A week-long international conference, examining the role and culpability of individuals and organizations in the bloody ethnic clashes in Rwanda that left more than a million people dead last year, wound up with the issuance of recommendations on how to prevent a reoccurrence of the tragedy. The conference, held Nov. 1-8, 1995, was attended by experts on genocide, holocaust survivors, psychiatrists, and human rights proponents.

According to the Tutsi-led Rwanda government, which organized the conference, the deliberations will help the country deal with the aftermath of last year's genocide. The conference came about as government resentment was mounting over the failure of a UN-organized international tribunal to indict a single instigator of the massacre after a year's investigation. President Daniel Moi of Kenya, whose country harbored many of the refugees from the blood bath, refused to cooperate with the tribunal and vowed to apprehend any of the tribunal members who entered Kenya.

According to reports, the conference, among other areas of investigation, examined the role played by the Roman Catholic Church. Some [Roman] Catholic clergy allegedly assisted in the killings of Tutsis, many of whom were put to death in [Roman] Catholic churches. However, diplomats in Rwanda expressed skepticism about the conference, saying they expected few results from it. But the government defended its agenda.

"We invited genocide experts from all over the world to explain that the genocide in Rwanda was different from what the Nazis did in Germany," a government official said. The conference featured expert opinions from participants from South Africa, Chile, and Argentina. The government was expected to release soon the findings of the conference.
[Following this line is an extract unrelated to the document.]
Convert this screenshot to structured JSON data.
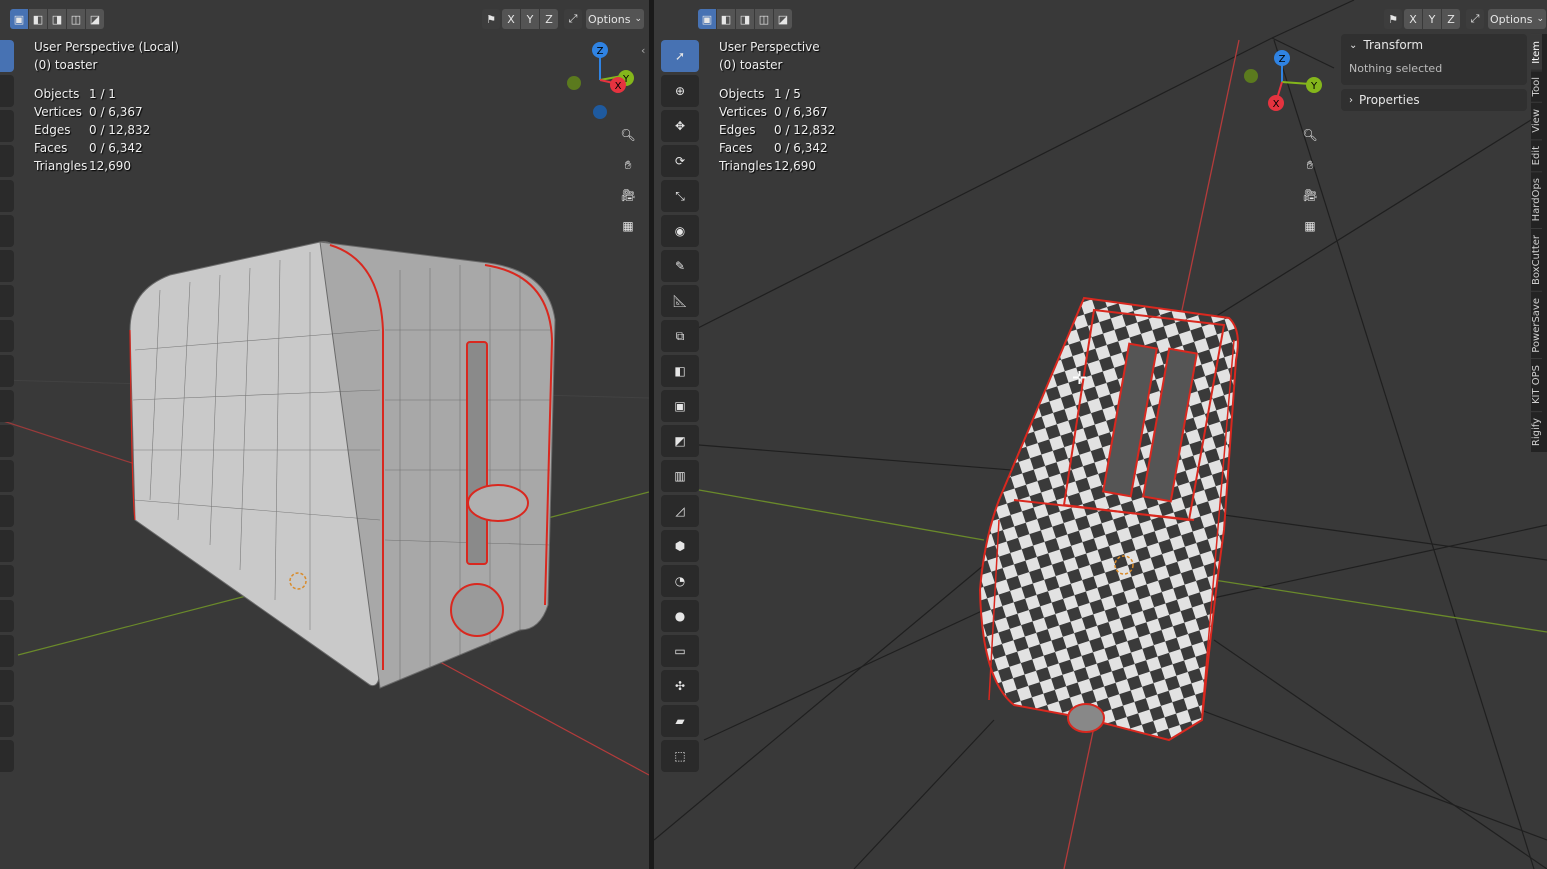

Meanwhile, Zaire, a neighboring country harboring approximately one million refugees from Rwanda and Burundi - which has its own history of Tutsi-Hutu clashes had threatened to forcibly expel the refugees by the end of 1995. Zaire authorities informed the United Nations High Commissioner for Refugees that it wants all Rwandan refugees to leave Zaire. A human rights group has warned of a potential disaster if the threat is carried out. The group appealed to the governments of Rwanda and Burundi to create conditions that would allow the refugees to return to their respective countries. The group reiterated its opposition to human rights abuses in Rwanda, particularly the practice of arbitrary arrests, summary executions, and the detention without charge or trial of an estimated 55,000 prisoner in "conditions amounting to torture."